Grace rested her head against his shoulder, and her voice became a little clotted. ‘I have taken you away from things, though, Jack. I know I have. I should have been braver about the play, and the babies.’

He wrapped his arms around her and held her close, feeling that horribly familiar shudder in her frame which meant she was crying a little. After a few minutes, she shook herself and put out her hand. Jack gave her his handkerchief and she blew her nose.

‘You’ve been unwell, Grace. I wanted to look after you.’

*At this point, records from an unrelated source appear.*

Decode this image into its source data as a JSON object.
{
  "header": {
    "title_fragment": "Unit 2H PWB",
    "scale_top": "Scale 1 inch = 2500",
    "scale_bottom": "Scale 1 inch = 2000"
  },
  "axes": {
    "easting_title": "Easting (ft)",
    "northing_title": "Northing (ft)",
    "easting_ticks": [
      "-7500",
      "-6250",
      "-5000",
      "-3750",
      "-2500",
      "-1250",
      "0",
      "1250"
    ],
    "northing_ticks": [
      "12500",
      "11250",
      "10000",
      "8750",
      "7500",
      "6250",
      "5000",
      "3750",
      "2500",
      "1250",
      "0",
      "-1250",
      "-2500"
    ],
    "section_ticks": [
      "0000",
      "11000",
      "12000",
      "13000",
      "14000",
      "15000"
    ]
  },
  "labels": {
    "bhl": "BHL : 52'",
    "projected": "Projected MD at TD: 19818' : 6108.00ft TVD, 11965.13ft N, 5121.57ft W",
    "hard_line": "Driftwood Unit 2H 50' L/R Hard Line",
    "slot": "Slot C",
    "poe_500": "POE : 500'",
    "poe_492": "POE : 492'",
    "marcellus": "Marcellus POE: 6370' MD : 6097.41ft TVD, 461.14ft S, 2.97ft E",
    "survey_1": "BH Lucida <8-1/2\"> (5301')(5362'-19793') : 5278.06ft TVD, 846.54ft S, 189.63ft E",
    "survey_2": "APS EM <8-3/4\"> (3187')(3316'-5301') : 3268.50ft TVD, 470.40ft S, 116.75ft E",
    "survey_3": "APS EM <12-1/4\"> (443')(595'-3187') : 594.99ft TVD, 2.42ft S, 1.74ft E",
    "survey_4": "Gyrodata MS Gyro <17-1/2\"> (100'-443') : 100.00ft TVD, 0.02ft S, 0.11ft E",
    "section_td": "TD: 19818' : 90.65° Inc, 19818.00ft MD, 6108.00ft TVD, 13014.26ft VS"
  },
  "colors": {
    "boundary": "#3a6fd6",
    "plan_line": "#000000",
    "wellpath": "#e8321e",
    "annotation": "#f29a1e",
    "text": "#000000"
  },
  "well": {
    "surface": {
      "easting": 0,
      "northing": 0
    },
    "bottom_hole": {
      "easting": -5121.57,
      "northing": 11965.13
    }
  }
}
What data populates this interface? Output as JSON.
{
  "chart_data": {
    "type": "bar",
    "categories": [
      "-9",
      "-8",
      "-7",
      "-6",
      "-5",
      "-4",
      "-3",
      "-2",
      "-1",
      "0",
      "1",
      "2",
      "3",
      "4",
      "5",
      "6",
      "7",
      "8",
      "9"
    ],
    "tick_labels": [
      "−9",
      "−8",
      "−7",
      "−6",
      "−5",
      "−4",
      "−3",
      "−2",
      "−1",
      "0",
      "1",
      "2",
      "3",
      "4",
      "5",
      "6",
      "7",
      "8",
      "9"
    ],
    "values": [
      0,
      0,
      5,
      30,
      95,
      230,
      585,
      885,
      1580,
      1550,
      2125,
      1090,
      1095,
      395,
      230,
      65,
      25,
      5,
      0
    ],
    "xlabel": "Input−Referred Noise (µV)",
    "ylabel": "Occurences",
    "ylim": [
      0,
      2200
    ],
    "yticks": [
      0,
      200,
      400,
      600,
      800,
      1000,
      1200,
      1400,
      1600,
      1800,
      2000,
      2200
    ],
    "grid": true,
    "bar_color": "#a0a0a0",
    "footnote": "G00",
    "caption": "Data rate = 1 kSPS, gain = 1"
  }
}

‘I have to pull myself together.’

‘You don’t have to do anything.’

She groaned. ‘Yes, I do . I do think I’d feel better if I could at least write. Then at least I’d be making something, and I think then waiting for babies wouldn’t be so hard. But I just keep hearing that notice in my head, then when I stop doing that I’m exhausted, and that’s when all the sadness sort of falls in on me. I keep thinking of everyone else who has children and it makes me sick with envy. It’s like being stuck in a whirlpool.’ He closed his hand around hers. ‘Honestly, I practically threw myself at Lillian when she and Nikolai arrived. His stories were a lovely distraction. Are you sure you don’t want me to come and work at The Empire again?’

He leant forward and kissed her. ‘You hired me the first day I turned up at the theatre. I can’t have you there as my assistant. I just can’t. You’re a marvellous writer, Grace. It would be terribly wrong to take you away from that.’

‘But, Jack . . .’

Her eyes looked huge in her pale face.

‘Please just keep writing,’ he said.

She sighed and settled against him. ‘I wish it was that easy! You know today, before they arrived, I sort of prayed for something to happen. I need to . . . Oh, I don’t know what I need. I hope it’s talking to Nikolai about theatre, because it certainly isn’t knitting.’

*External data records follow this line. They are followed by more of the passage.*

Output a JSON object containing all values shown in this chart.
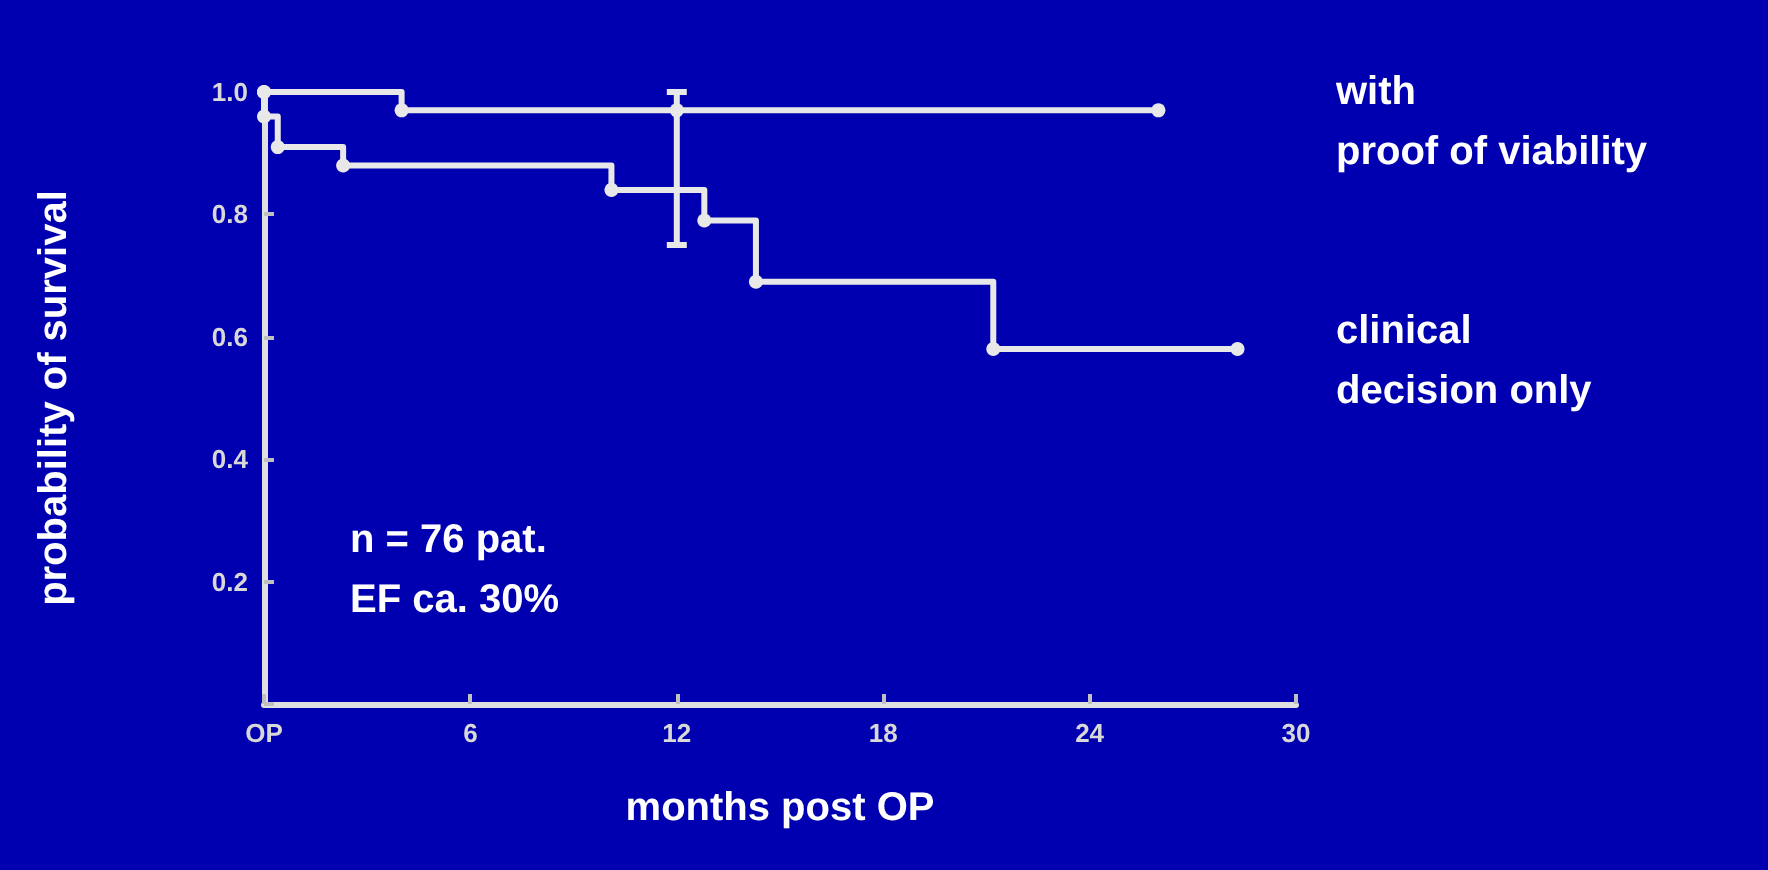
{
  "chart_data": {
    "type": "step",
    "xlabel": "months post OP",
    "ylabel": "probability of survival",
    "annotations": [
      "n = 76 pat.\nEF ca. 30%"
    ],
    "xlim": [
      0,
      30
    ],
    "xticks": [
      {
        "value": 0,
        "label": "OP"
      },
      6,
      12,
      18,
      24,
      30
    ],
    "ylim": [
      0,
      1
    ],
    "yticks": [
      {
        "value": 0,
        "label": null
      },
      0.2,
      0.4,
      0.6,
      0.8,
      {
        "value": 1,
        "label": "1.0"
      }
    ],
    "marker": "circle",
    "grid": false,
    "series": [
      {
        "name": "with\nproof of viability",
        "color": "#e8e8e8",
        "x": [
          0,
          4,
          12,
          26
        ],
        "values": [
          1,
          0.97,
          0.97,
          0.97
        ],
        "errors": [
          null,
          null,
          [
            0.75,
            1.0
          ],
          null
        ]
      },
      {
        "name": "clinical\ndecision only",
        "color": "#e8e8e8",
        "x": [
          0,
          0,
          0.4,
          2.3,
          10.1,
          12.8,
          14.3,
          21.2,
          28.3
        ],
        "values": [
          1,
          0.96,
          0.91,
          0.88,
          0.84,
          0.79,
          0.69,
          0.58,
          0.58
        ]
      }
    ]
  }
}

He took a long swallow of his whisky. ‘Good Lord, Grace! That’s a dangerous wish.’

She bit her lip, a glimmer in her eye.

‘Yes, I suppose it was, but Jimmy was making me desperate. Still, if it’s just a glamorous Marakovian coming to visit, that’s not all bad, is it?’

Jack tucked a stray lock of her hair behind her ear and let his hand rest on her shoulder. ‘As long as it stops there, I’ll cope.’